Да и куда ей было деваться?

6

– И что дальше, я спрашиваю?

Голос Гванидзе был полон холодного презрения. Скрестив руки на груди, он разглядывал Падалицу, как разглядывал каких-нибудь десять лет назад русских пленников, приговоренных к смертной казни. Тогда он был зорок и быстроног, а под его началом находилось от полутора до двух сотен воинов, готовых отдать жизни за независимость Ичкерии.

Отдать жизни русских.

Тысячи жизней, десятки тысяч, сотни.

С годами чеченец Нодар Ахметович Шалаев, ныне выдающий себя за гражданина Грузии Гванидзе, стал не таким непримиримым и кровожадным. Ему вовсе не хотелось мотаться в зимнюю стужу по горам, питаясь растопленными в кипятке сникерсами, преодолевая заснеженные перевалы и ютясь в походных палатках. Да и вряд ли он был способен на это. Косолапый, погрузневший, остепенившийся, он занялся чем-то вроде организации связей с общественностью, а подвал его дома превратился в перевалочную базу для припасов, оружия и боевиков, переправляемых в Чечню.

Обзаведясь в Тбилиси нужными связями, легализовавшись и отойдя от непосредственной террористической деятельности, Гванидзе даже думать забыл о том, что русские могут предъявить ему претензии за былые подвиги, многие из которых были запечатлены на видеокассетах. Неожиданный визит московского адвоката напомнил ему о бурном прошлом не хуже, чем стеклянный глаз или шрам, пересекающий переносицу.

– Я вижу, что ты не знаешь, как быть дальше, ыюрыст, – заключил он, так и не дождавшись ответа на свой вопрос.

– Знаю, – возразил Падалица, глаза которого бегали из стороны в сторону все быстрее и быстрее. – Мы с Вероникой уезжаем.

– На чем? – вкрадчиво поинтересовался Гванидзе. – Может быть, ты полагаешь, что я предоставлю тебе собственную машину? Или быстроногого скакуна, на котором ты унесешься вдаль, обнимая похищенную красавицу?

Последнее предположение заставило Гванидзе насмешливо фыркнуть, но Падалица, разумеется, не улыбнулся. Ему было не до смеха.
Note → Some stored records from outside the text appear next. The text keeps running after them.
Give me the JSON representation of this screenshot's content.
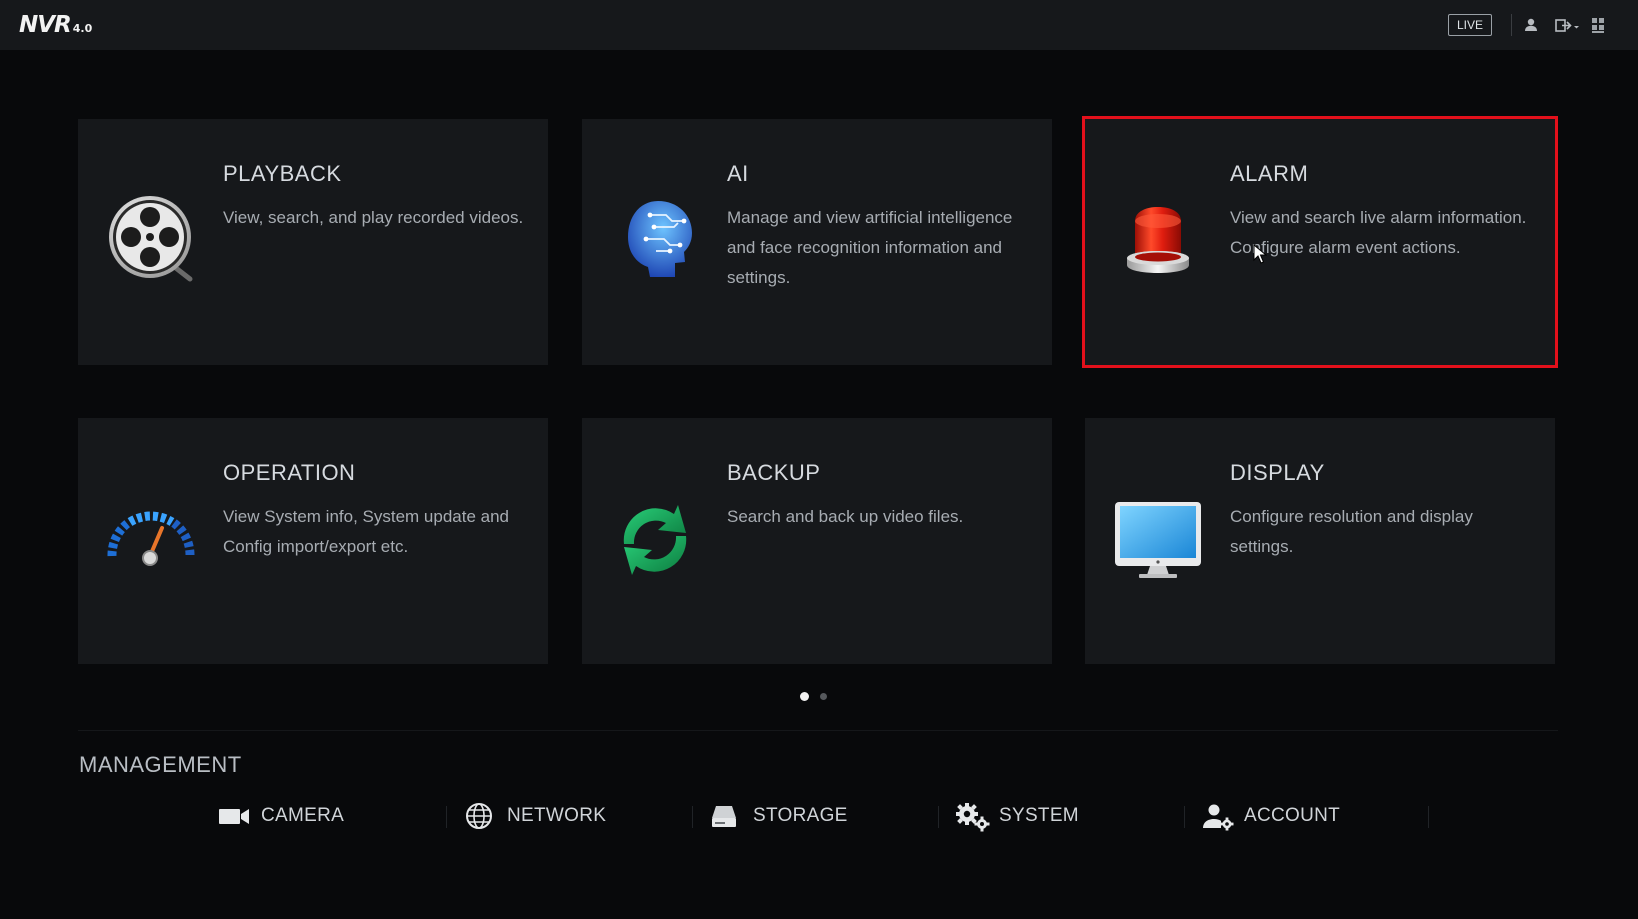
{
  "app": {
    "logo": "NVR",
    "version": "4.0"
  },
  "topbar": {
    "live_label": "LIVE",
    "icons": [
      "user-icon",
      "logout-icon",
      "grid-menu-icon"
    ]
  },
  "cards": [
    {
      "id": "playback",
      "title": "PLAYBACK",
      "description": "View, search, and play recorded videos.",
      "icon": "film-reel-icon"
    },
    {
      "id": "ai",
      "title": "AI",
      "description": "Manage and view artificial intelligence and face recognition information and settings.",
      "icon": "ai-head-icon"
    },
    {
      "id": "alarm",
      "title": "ALARM",
      "description": "View and search live alarm information. Configure alarm event actions.",
      "icon": "alarm-light-icon",
      "selected": true
    },
    {
      "id": "operation",
      "title": "OPERATION",
      "description": "View System info, System update and Config import/export etc.",
      "icon": "gauge-icon"
    },
    {
      "id": "backup",
      "title": "BACKUP",
      "description": "Search and back up video files.",
      "icon": "sync-icon"
    },
    {
      "id": "display",
      "title": "DISPLAY",
      "description": "Configure resolution and display settings.",
      "icon": "monitor-icon"
    }
  ],
  "pagination": {
    "pages": 2,
    "current": 1
  },
  "management": {
    "title": "MANAGEMENT",
    "items": [
      {
        "label": "CAMERA",
        "icon": "camera-icon"
      },
      {
        "label": "NETWORK",
        "icon": "globe-icon"
      },
      {
        "label": "STORAGE",
        "icon": "hard-drive-icon"
      },
      {
        "label": "SYSTEM",
        "icon": "gears-icon"
      },
      {
        "label": "ACCOUNT",
        "icon": "user-settings-icon"
      }
    ]
  },
  "colors": {
    "background": "#08090b",
    "card": "#16181b",
    "highlight": "#e3101b",
    "text": "#d6dadf"
  }
}
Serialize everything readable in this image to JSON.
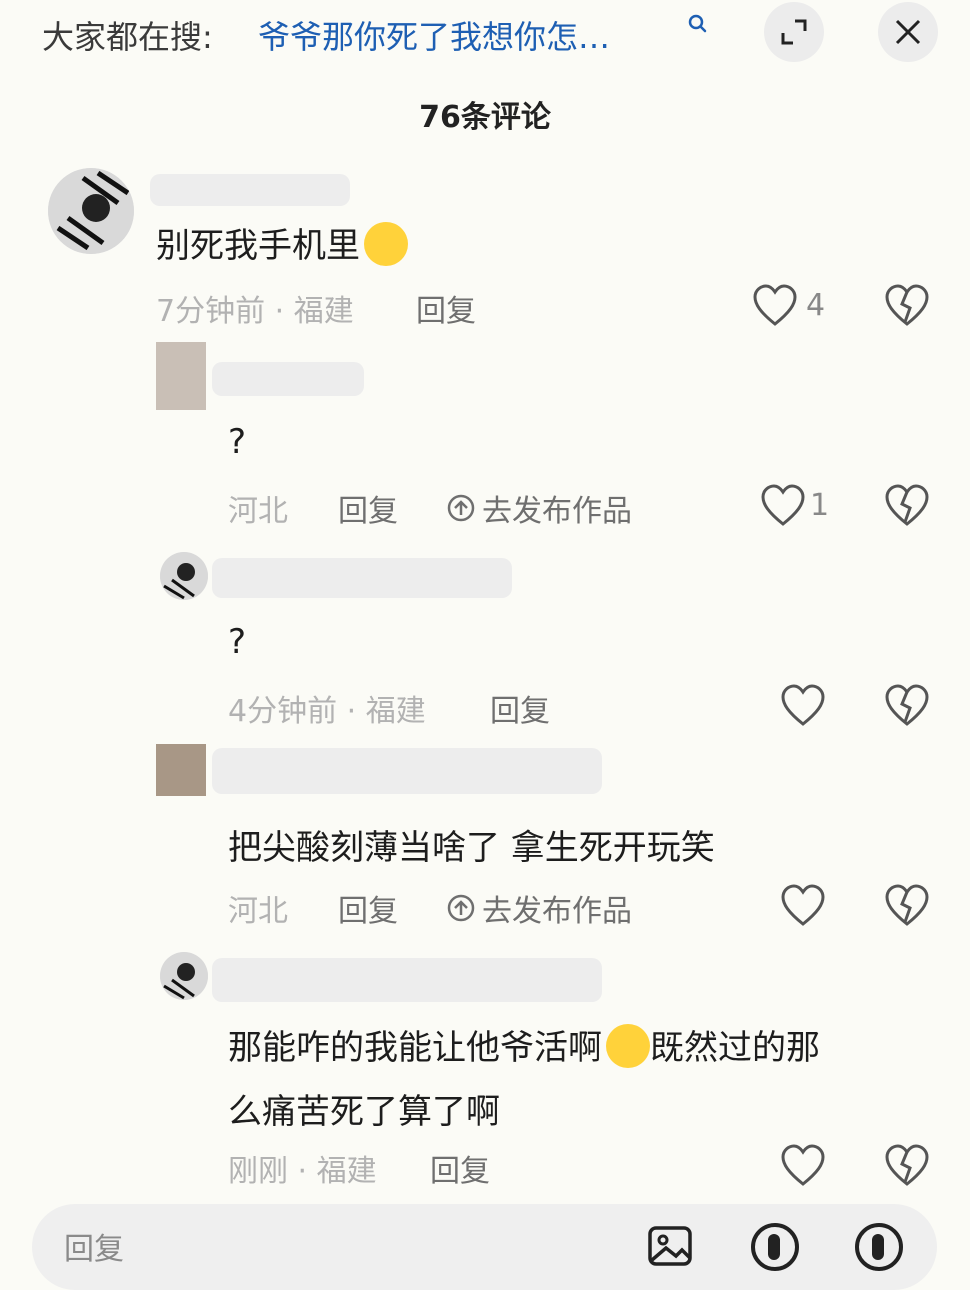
{
  "search": {
    "label": "大家都在搜:",
    "query": "爷爷那你死了我想你怎…"
  },
  "header": {
    "comment_count": "76条评论"
  },
  "comments": [
    {
      "text": "别死我手机里",
      "meta": "7分钟前 · 福建",
      "reply": "回复",
      "likes": "4"
    },
    {
      "text": "?",
      "meta": "河北",
      "reply": "回复",
      "publish": "去发布作品",
      "likes": "1"
    },
    {
      "text": "?",
      "meta": "4分钟前 · 福建",
      "reply": "回复",
      "likes": ""
    },
    {
      "text": "把尖酸刻薄当啥了 拿生死开玩笑",
      "meta": "河北",
      "reply": "回复",
      "publish": "去发布作品",
      "likes": ""
    },
    {
      "text_line1": "那能咋的我能让他爷活啊",
      "text_line1b": "既然过的那",
      "text_line2": "么痛苦死了算了啊",
      "meta": "刚刚 · 福建",
      "reply": "回复",
      "likes": ""
    }
  ],
  "input": {
    "placeholder": "回复"
  },
  "icons": [
    "search-icon",
    "expand-icon",
    "close-icon",
    "heart-icon",
    "broken-heart-icon",
    "upload-icon",
    "image-icon",
    "at-icon",
    "emoji-icon"
  ],
  "colors": {
    "background": "#fbfbf6",
    "link_blue": "#1e5fb3",
    "meta_gray": "#b2b2b2"
  }
}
Хозяин дома по-прежнему преграждал выход из комнаты, а гостю хотелось выбраться отсюда как можно быстрее. Даже без Вероники Зинчук, дальнейшая судьба которой внезапно перестала волновать Генриха Павловича Падалицу. Своя собственная судьба – вот что представлялось ему самым важным на данный момент.

– Если вы забыли, то я напомню, – произнес он предательски дрогнувшим голосом. – Снаружи меня дожидается такси. Разрешите пройти.

Падалица сделал порывистое движение в сторону двери, но вынужден был остановиться, поскольку Гванидзе не сдвинулся с места. Сверля гостя мрачным взглядом, он осклабился:

– Не разрешаю. Во дворе тебе делать нечего, адывакат. Такси там нет.

– Как нет?

Потрясенный Падалица оглянулся на безмолвствующую Веронику, словно надеясь на поддержку с ее стороны. Вид у нее был нетрезвый и несчастный. Встретившись взглядом с Падалицей, она поспешила потупиться. Зато Гванидзе улыбнулся еще шире.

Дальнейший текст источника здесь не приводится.